Pensions Advice FAQ
How much does independent pension advice cost?
Financial advice is not free. Please follow the link to our Client Proposition and Agreement which will provide further information on our potential costs and charges.See our Client Proposition
Where can I get pension advice?
Where can I go if I have a dispute with my private pension provider?
The Pensions Advisery Service (TPAS) provides general guidance about pensions and can help if you have got a problem or have a dispute with your occupational or private pension arrangement. Any complaints should in the first instance be directed to the provider or your financial adviser for Personal Pensions or the Scheme Trustees for Occupational Pensions but TPAS can also assist in this area in problems persist.
How many years NI contributions do I need for a full pension?
In order to receive a full State Penson, you will need 35 qualifying years. Some pensions will normally be payable if you have 10 qualifying years on your National Insurance record.
How much is Full State Pension currently
£175.20 per week (as at October 2021).
At what age can I access my full State Pension?
State Pension access ages are increasing and are likely to continue to do so, they are being aligned for men and women.
Is a drawdown pension a good idea?
Drawing down from your pension pot can be a very good idea. However, it is not something to be entered into lightly or without seeking and understanding the implications. You must discuss your options with a pension adviser in order to make sure it is the best fit for your personal circumstances.
How much can you drawdown from your pension?
Under normal circumstances you can choose to take up to 25% (a quarter) of your pension pot as a tax-free lump sum. If you have one of the older policies, you may be able to take out more than 25% as tax-free cash, but you will have to check with your pension provider or seek Independent Financial advice. There are no longer any restrictions on the amount of income which can be withdrawn, but withdrawing income too quickly increases the risk of the pension plan being exhausted before death and carries some significant income tax complications.
How do I cash in my pension?
You can take your whole pension pot as cash if you want, withdrawing it all as cash. You will get the first 25% (quarter) tax-free, the remaining 75% being added to your income and will therefore be taxed in the normal way. However, the default position is that income tax will be deducted at the 45% maximum rate applicable, with any tax overpaid reclaimed from HMRC. You must discuss your options with a pension adviser in order to make sure it is the best fit for your personal circumstances.
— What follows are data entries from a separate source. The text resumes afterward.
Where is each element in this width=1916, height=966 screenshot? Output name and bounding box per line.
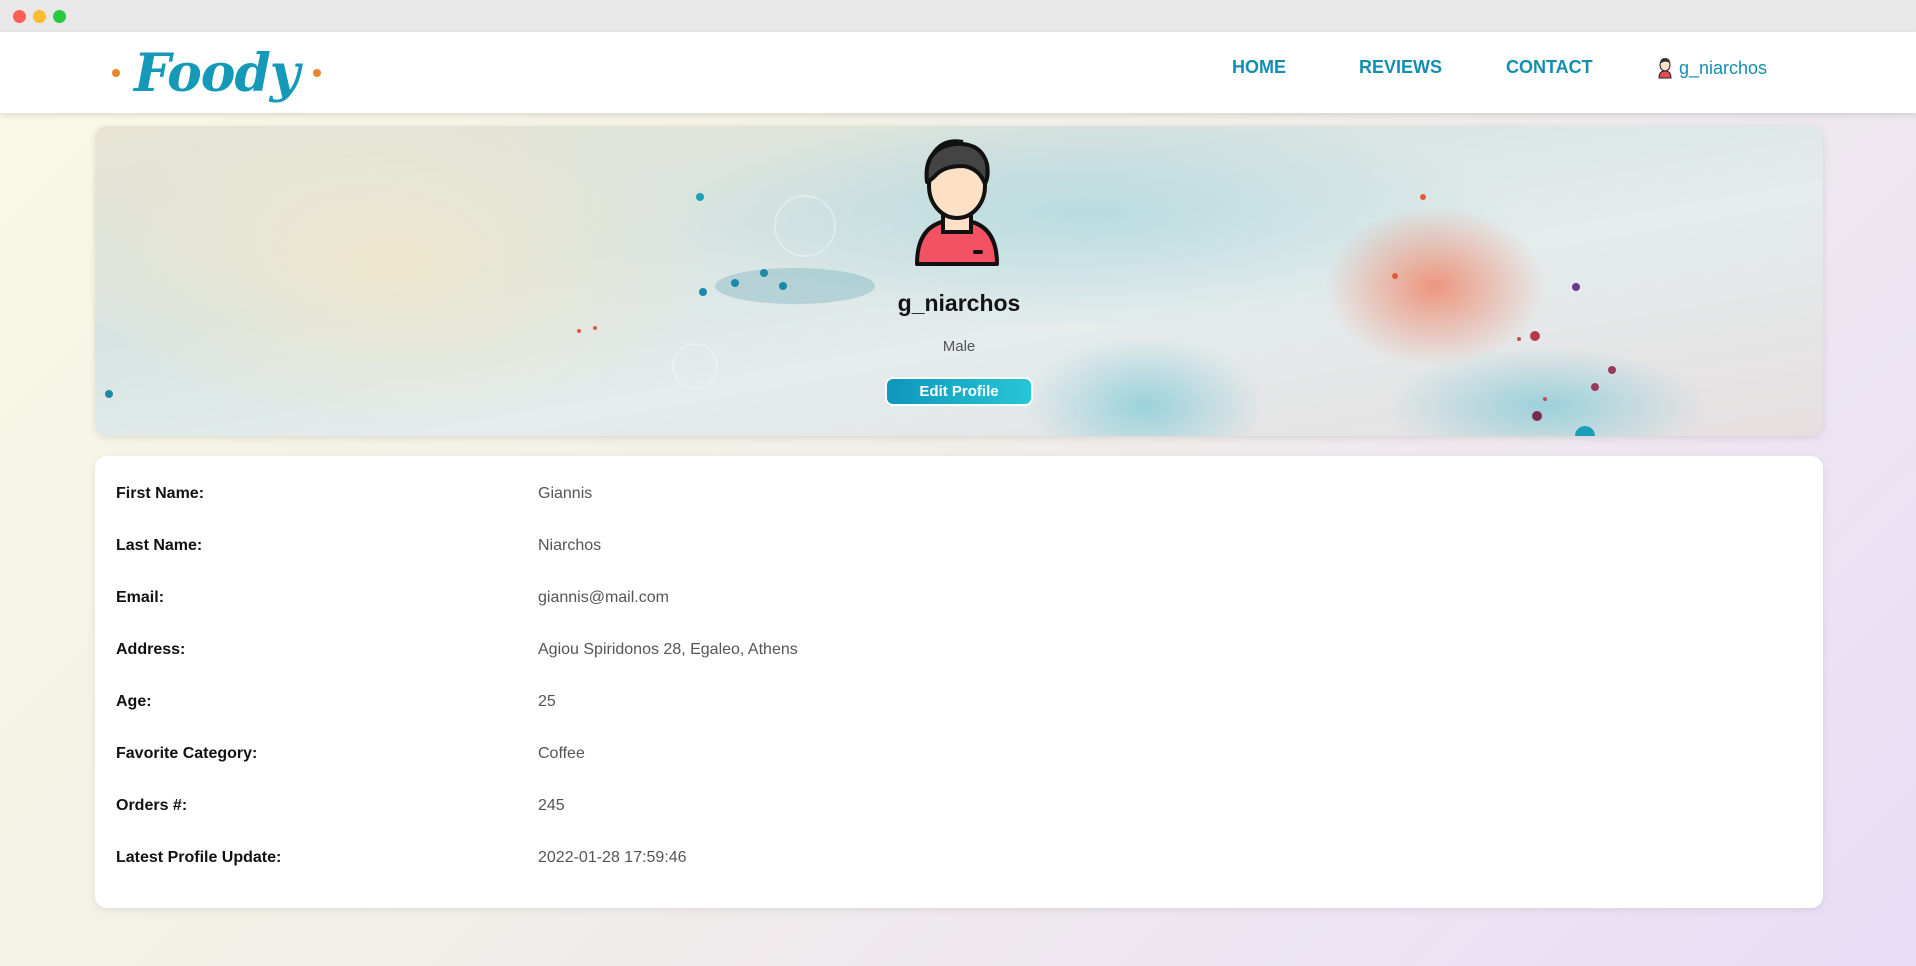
close-window-icon[interactable] <box>13 10 26 23</box>
detail-label: Age: <box>116 693 152 710</box>
user-avatar-icon <box>1658 58 1672 79</box>
detail-row-address: Address: Agiou Spiridonos 28, Egaleo, At… <box>95 641 1823 671</box>
logo-dot-right <box>313 69 322 77</box>
logo-dot-left <box>112 69 120 77</box>
nav-contact-link[interactable]: CONTACT <box>1506 57 1593 78</box>
detail-row-first-name: First Name: Giannis <box>95 485 1823 515</box>
profile-gender: Male <box>942 338 976 355</box>
detail-value: 2022-01-28 17:59:46 <box>538 849 687 866</box>
maximize-window-icon[interactable] <box>53 10 66 23</box>
detail-value: Niarchos <box>538 537 602 554</box>
window-title-bar <box>0 0 1916 32</box>
logo-text: Foody <box>134 42 300 104</box>
detail-value: Giannis <box>538 485 593 502</box>
detail-value: 25 <box>538 693 556 710</box>
detail-label: Latest Profile Update: <box>116 849 282 866</box>
detail-label: Last Name: <box>116 537 203 554</box>
top-navbar: Foody HOME REVIEWS CONTACT g_niarchos <box>0 32 1916 113</box>
profile-banner: g_niarchos Male Edit Profile <box>95 126 1823 436</box>
nav-home-link[interactable]: HOME <box>1232 57 1286 78</box>
detail-label: Orders #: <box>116 797 188 814</box>
detail-row-latest-update: Latest Profile Update: 2022-01-28 17:59:… <box>95 849 1823 879</box>
detail-value: giannis@mail.com <box>538 589 669 606</box>
minimize-window-icon[interactable] <box>33 10 46 23</box>
detail-label: First Name: <box>116 485 205 502</box>
detail-row-last-name: Last Name: Niarchos <box>95 537 1823 567</box>
detail-row-age: Age: 25 <box>95 693 1823 723</box>
detail-row-email: Email: giannis@mail.com <box>95 589 1823 619</box>
profile-details-card: First Name: Giannis Last Name: Niarchos … <box>95 456 1823 908</box>
nav-user-name: g_niarchos <box>1679 57 1768 78</box>
detail-value: Agiou Spiridonos 28, Egaleo, Athens <box>538 641 798 658</box>
nav-user-link[interactable]: g_niarchos <box>1656 57 1767 79</box>
detail-value: Coffee <box>538 745 585 762</box>
detail-label: Favorite Category: <box>116 745 258 762</box>
edit-profile-button[interactable]: Edit Profile <box>885 377 1033 406</box>
nav-reviews-link[interactable]: REVIEWS <box>1359 57 1442 78</box>
detail-label: Email: <box>116 589 165 606</box>
detail-row-orders: Orders #: 245 <box>95 797 1823 827</box>
detail-row-favorite-category: Favorite Category: Coffee <box>95 745 1823 775</box>
profile-username: g_niarchos <box>897 290 1021 316</box>
foody-logo[interactable]: Foody <box>112 40 322 106</box>
detail-label: Address: <box>116 641 186 658</box>
user-avatar-icon <box>915 139 999 266</box>
detail-value: 245 <box>538 797 565 814</box>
Can I stop paying NI after 35 years?
If you want to receive the full State Pension, you will need to have 35 years of contributions (NICs). However, even if you have paid 35 years of National Insurance contributions, if you are still working and earning above the National Insurance threshold you will still have to pay NI.
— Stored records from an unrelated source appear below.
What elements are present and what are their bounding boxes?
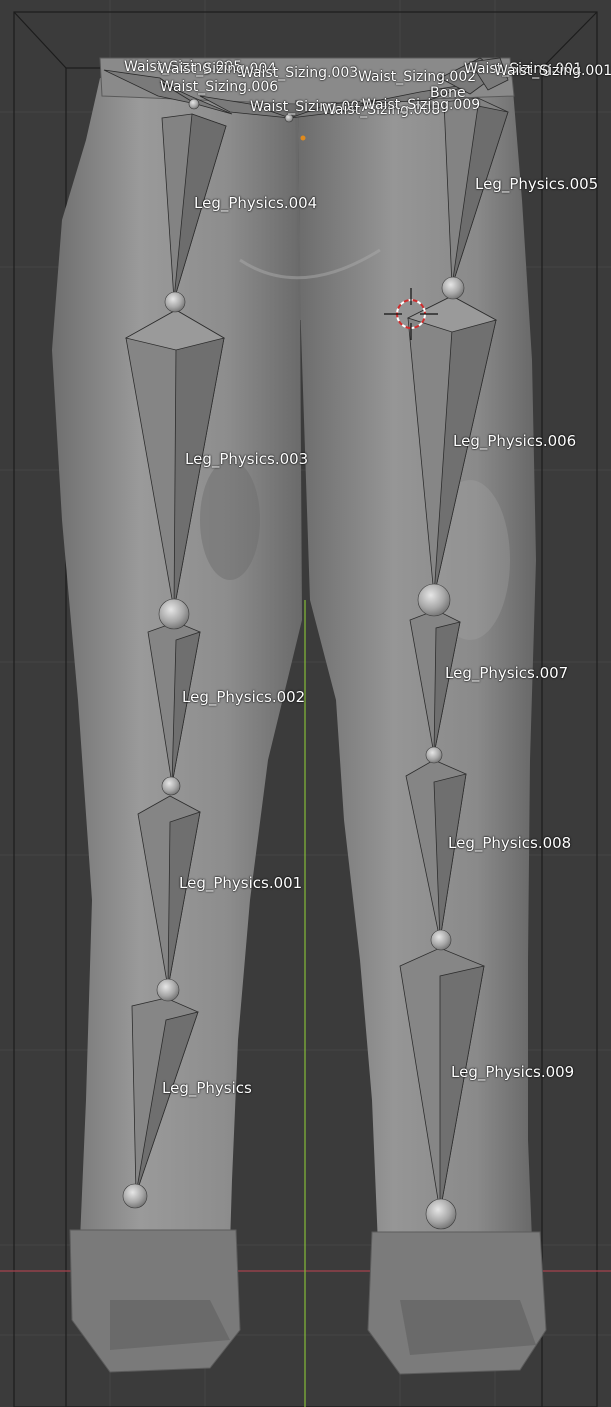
joint-head [156, 978, 180, 1002]
joint-head [430, 929, 452, 951]
joint-head [425, 746, 443, 764]
joint-head [417, 583, 451, 617]
joint-head [122, 1183, 148, 1209]
origin-point [300, 135, 306, 141]
joint-head [161, 776, 181, 796]
joint-head [425, 1198, 457, 1230]
3d-viewport[interactable]: Waist_Sizing.005 Waist_Sizing.004 Waist_… [0, 0, 611, 1407]
waist-joint[interactable] [284, 113, 294, 123]
joint-head [441, 276, 465, 300]
scene-canvas[interactable] [0, 0, 611, 1407]
joint-head [158, 598, 190, 630]
waist-joint[interactable] [188, 98, 200, 110]
joint-head [164, 291, 186, 313]
pants-mesh[interactable] [52, 57, 547, 1375]
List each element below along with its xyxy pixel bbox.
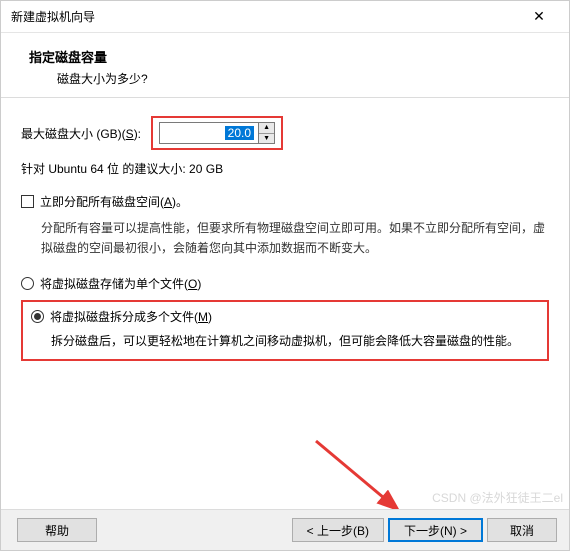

Can I take some of my pension at 55?
One of the most recent changes is that you can now start taking money from your pension pot at the age of 55, which is well before you can receive your State Pension. Although the government has confirmed plans to increase the minimum pension age from 55 to 57 from 2028.
Does a private pension affect my State Pension?
The payments you receive from your State Pension is based solely on your National Insurance contribution history. This is separate from any monies you receive from one of your private or occupational pensions. However, you should be aware that any money in or taken from your pension pot may affect your entitlement to some state benefits.
How much should I pay into my pension?
As there are so many variables involved it is not possible to answer this question in this format. You must discuss your, circumstances, aspirations and finally your options with a Independent Financial Adviser in order to make sure it contribution levels are properly set and expectations agreed.
The value of your investment or pension can fall as well as rise and you may not get back the original amount invested.
The levels, bases and reliefs from taxation are subject to the individual circumstances of the investor and may be subject to future change.
The Financial Conduct Authority do not regulate tax planning.